Em meio a rodízio de presidentes, entidade já seria autossuficiente
Presidente da fundação de janeiro de 2019 a outubro 2020, Maurício Santos confirmou que a Funed é, teoricamente, autossuficiente. Ele informou que, em 2019, a Funed gerou R$ 596 milhões em receitas, a maior das duas últimas décadas. “Quando saí da presidência, a perspectiva era fechar 2020 em R$ 800 milhões. E a Funed não viu esses recursos. Eles foram para o caixa único do governo e tivemos que ficar correndo atrás”, lembrou.
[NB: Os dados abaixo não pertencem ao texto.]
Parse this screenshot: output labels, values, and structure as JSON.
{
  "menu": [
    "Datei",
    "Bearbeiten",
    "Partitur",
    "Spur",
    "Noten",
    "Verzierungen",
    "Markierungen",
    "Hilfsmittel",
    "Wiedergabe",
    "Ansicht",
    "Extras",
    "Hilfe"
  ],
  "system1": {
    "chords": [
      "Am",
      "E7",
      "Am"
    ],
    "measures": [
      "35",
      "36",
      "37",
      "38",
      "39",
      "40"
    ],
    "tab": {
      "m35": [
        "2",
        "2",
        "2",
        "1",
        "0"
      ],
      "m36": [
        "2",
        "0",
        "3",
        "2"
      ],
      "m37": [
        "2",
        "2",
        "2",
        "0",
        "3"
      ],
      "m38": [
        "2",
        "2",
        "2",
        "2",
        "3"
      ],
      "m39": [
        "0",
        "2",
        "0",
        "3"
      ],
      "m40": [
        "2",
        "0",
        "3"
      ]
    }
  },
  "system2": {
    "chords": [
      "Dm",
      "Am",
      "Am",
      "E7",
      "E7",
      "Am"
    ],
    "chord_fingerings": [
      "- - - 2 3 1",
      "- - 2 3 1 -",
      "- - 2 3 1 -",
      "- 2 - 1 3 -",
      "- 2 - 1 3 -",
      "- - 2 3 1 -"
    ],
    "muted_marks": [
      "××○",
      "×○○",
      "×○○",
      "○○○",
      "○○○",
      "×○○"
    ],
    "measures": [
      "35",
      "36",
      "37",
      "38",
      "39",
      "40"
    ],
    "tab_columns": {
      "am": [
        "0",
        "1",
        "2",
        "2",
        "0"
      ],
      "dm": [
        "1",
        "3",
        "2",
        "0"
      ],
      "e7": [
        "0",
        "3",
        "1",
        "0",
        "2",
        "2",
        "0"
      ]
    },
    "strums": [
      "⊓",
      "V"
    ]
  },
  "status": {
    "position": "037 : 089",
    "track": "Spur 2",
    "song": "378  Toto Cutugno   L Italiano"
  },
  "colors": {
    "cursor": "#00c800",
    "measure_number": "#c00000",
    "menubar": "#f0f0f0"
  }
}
O pesquisador Luiz Guilherme Dias Heneine lembrou ainda que a Funed teve 11 presidentes em 14 anos. “Isso é impensável em qualquer empresa, atrapalha o andamento dos trabalhos”, disse.
“Fazer vacina em laboratório a gente consegue. Mas não conseguimos testar e produzir em larga escala, é preciso pensar em montar uma estrutura para estar pronta daqui a cinco, dez anos, ter prioridades, autonomia para investir e formar recursos humanos para isso”, ponderou o pesquisador.
Medicamentos – Por outro lado, o chefe de Serviço da Unidade de Produção 3, Thiago Abilio Lopes Rocha, destacou que a produção farmacêutica da Funed vai de vento em popa. Ela é o único laboratório público no Brasil que produz Talidomida, medicamento usado no tratamento da hanseníase, lupus, aids e câncer. Foram 30 milhões de comprimidos entregues ao governo federal de 2014 a 2021.
E, desde o início de 2020, a Funed produz ainda o Entecavir, genérico do Baraclude, essencial no tratamento da Hepatite B, cuja caixa custa cerca de R$ 2 mil e é distribuído gratuitamente pelo SUS.